Although the embodiments described above are applied to position control of an XY table, they can also be applied to robots, NC machine tools, and the like. Furthermore, any control system that can use the same concept as position control can be applied to speed control devices and plant control devices. Furthermore, although the above-described embodiments have been described in terms of a case where the system is constructed using an analog control circuit, it goes without saying that it can also be constructed using a digital control circuit using a microprocessor.
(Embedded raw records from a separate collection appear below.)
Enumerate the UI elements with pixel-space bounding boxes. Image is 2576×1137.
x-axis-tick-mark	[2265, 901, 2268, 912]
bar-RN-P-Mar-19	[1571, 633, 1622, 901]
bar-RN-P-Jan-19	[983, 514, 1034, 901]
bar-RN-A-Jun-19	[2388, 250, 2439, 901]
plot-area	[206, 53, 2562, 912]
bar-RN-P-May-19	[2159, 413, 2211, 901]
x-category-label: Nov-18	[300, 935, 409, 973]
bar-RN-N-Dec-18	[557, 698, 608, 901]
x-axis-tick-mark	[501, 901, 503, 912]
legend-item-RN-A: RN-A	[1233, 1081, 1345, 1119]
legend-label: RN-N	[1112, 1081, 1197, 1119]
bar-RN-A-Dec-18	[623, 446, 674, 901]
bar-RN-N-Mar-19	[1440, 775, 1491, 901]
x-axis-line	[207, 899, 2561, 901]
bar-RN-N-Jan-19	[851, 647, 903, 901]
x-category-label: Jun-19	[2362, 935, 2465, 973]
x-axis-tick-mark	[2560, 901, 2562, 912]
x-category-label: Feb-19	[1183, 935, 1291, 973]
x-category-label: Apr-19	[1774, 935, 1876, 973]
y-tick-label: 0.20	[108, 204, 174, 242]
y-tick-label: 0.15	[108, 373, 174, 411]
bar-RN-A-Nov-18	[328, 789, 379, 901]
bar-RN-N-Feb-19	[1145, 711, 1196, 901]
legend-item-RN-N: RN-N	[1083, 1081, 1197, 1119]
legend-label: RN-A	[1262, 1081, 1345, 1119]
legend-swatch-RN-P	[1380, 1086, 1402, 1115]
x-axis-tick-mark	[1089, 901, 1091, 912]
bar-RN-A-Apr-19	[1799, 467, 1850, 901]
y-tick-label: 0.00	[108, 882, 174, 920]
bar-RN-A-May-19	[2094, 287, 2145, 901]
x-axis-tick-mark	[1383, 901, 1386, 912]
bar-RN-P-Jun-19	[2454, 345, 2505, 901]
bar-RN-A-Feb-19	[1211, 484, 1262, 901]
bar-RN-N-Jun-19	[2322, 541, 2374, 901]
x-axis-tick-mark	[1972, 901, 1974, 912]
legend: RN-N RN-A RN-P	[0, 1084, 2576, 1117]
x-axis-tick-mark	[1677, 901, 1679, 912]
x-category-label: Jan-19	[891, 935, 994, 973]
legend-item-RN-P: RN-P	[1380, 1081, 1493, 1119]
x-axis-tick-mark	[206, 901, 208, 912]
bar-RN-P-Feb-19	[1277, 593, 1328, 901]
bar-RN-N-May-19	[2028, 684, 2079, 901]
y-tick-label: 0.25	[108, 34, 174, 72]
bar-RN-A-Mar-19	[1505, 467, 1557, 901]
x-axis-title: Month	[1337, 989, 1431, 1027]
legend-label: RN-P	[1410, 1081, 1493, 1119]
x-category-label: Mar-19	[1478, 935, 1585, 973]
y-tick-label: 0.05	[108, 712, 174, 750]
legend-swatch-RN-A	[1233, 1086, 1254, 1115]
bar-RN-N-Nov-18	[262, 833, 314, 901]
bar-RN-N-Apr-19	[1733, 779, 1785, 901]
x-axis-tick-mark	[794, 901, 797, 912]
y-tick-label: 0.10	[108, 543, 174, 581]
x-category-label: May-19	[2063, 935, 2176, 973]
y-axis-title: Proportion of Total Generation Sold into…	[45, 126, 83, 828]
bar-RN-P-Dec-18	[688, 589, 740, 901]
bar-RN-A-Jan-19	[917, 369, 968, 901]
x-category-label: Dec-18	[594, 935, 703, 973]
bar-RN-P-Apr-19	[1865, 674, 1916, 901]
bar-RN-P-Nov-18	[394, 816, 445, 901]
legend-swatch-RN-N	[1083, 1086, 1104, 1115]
[Brief explanation of drawings]

It is a block diagram which shows another Example of this invention. DESCRIPTION OF SYMBOLS 1... Motor, 2... XY table, 3... Position detector, 4... Command device, 5... Simulated feedback control device, 6... Simulated compensation circuit, 7... Target Controlled object simulation circuit, 8... Output compensation circuit, 9... Speed detector, 10... Speed control circuit, 11... Current detector,
12... Current control circuit, 13... Current speed simulation circuit, 14... Position simulation circuit, 15... Speed compensation circuit,
16...Current simulation circuit, 17...Speed simulation circuit, 1
8... Current compensation circuit.

Claims (1)

[Claims] 1. A controlled object that is driven to a command value, and a control device that inputs the command value and a detected state value of the controlled object and determines a control amount of the controlled object. It consists of
The control device includes a controlled object simulating means that simulates the controlled object, and generates a simulated input signal to be input to the controlled object simulating means based on the difference between the command value and a simulated output signal of the controlled object simulating means. and an output compensation means that inputs the simulated output signal and the state detection value and calculates an output compensation signal such that the difference between the two is small, the simulated input signal and the output compensation An automatic control device that determines a control amount of the controlled object based on a signal. 2. Consisting of a controlled object that is driven to a command value, and a control device that inputs the command value and a detected state value of the controlled object and determines a control amount of the controlled object,
The control device includes a controlled object simulating means that simulates the controlled object, and generates a simulated input signal to be input to the controlled object simulating means based on the difference between the command value and a simulated output signal of the controlled object simulating means. a simulated compensation means for calculating; an output compensation means for inputting the simulated output signal and the state detection value and calculating an output compensation signal such that the difference between the two becomes small;
and a state compensation means for calculating a state compensation signal such that the difference between the state quantities of the controlled object and the corresponding state quantity of the controlled object simulating means is reduced by using the difference between the state quantity of the controlled object and the corresponding state quantity of the controlled object simulating means. An automatic control device characterized in that a control amount of the controlled object is determined based on the simulated input signal, the output compensation signal, and the state compensation signal.